L’Assegno di Inclusione, strumento fondamentale nella lotta alla povertà e nell’inclusione sociale delle famiglie a basso reddito e in condizioni di svantaggio, oggi potrebbe conoscere una nuova evoluzione. Le proposte emerse dal vertice dimostrano un’attenzione crescente verso situazioni di estrema vulnerabilità, come quelle vissute dai minori che perdono tragicamente le madri in atti di violenza domestica.
La Calderone, nel suo intervento, ha sottolineato quanto sia cruciale proteggere le donne vittime di violenza e, di conseguenza, venire incontro anche alle necessità dei bambini che diventano involontariamente vittime di queste tragedie familiari. L’inclusione degli orfani di femminicidio tra i beneficiari dell’Adi rappresenterebbe un passo significativo verso la garanzia di una maggiore sicurezza sociale e un sostegno concreto ai minori in una fase così delicata della loro vita.
La misura è pensata per integrare le iniziative esistenti, fungendo da rete di sicurezza aggiuntiva in favore di coloro che hanno subito la perdita di un genitore in un contesto di violenza. L’Adi, inizialmente indirizzato a risolvere tematiche di esclusione sociale legate alla povertà economica, si apre quindi a una nuova dimensione che comprende tra le sue urgenze anche il trauma sociale e affettivo.

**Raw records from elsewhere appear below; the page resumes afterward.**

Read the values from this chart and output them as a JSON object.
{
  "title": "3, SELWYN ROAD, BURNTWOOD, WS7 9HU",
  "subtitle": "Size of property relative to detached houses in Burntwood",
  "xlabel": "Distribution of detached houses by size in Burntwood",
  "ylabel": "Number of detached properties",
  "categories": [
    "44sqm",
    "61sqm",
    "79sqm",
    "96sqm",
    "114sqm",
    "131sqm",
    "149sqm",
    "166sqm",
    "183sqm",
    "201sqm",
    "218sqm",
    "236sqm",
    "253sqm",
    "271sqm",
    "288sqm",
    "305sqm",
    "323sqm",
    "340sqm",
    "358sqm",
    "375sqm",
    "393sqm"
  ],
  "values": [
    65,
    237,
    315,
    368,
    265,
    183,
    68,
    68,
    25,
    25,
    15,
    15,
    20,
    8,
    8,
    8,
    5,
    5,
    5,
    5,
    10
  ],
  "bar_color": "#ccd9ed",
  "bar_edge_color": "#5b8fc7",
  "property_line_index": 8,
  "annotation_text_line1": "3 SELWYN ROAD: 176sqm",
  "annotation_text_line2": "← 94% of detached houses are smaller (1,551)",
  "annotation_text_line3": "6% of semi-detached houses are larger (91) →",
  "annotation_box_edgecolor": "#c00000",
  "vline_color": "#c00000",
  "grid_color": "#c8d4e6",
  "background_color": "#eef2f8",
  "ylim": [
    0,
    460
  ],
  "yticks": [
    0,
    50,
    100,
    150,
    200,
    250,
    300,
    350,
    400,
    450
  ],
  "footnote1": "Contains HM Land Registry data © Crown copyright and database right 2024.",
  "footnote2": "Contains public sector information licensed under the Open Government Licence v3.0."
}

Questo ampliamento della normativa è ancora in fase di valutazione e sviluppo, ma dimostra una chiara volontà politica di rispondere alle sfide sociali emergenti in modo più efficace e mirato. È previsto che nei prossimi mesi il tema verrà approfondito e le proposte normative saranno tradotte in atti concreti, al fine di raggiungere quanto prima le famiglie e i minori che necessitano di questo importante sostegno.
Se approvata, questa estensione dell’Adi costituirebbe un’importante dimostrazione di sensibilità e impegno da parte delle istituzioni, ribadendo il ruolo del welfare statale come strumento di giustizia sociale e protezione dei diritti dei minori. Nel frattempo, il dibattito sul tema prosegue, con la speranza che queste innovazioni possano diventare realtà per i bambini e gli adolescenti che in una situazione così drammatica cercano un orizzonte di stabilità e speranza.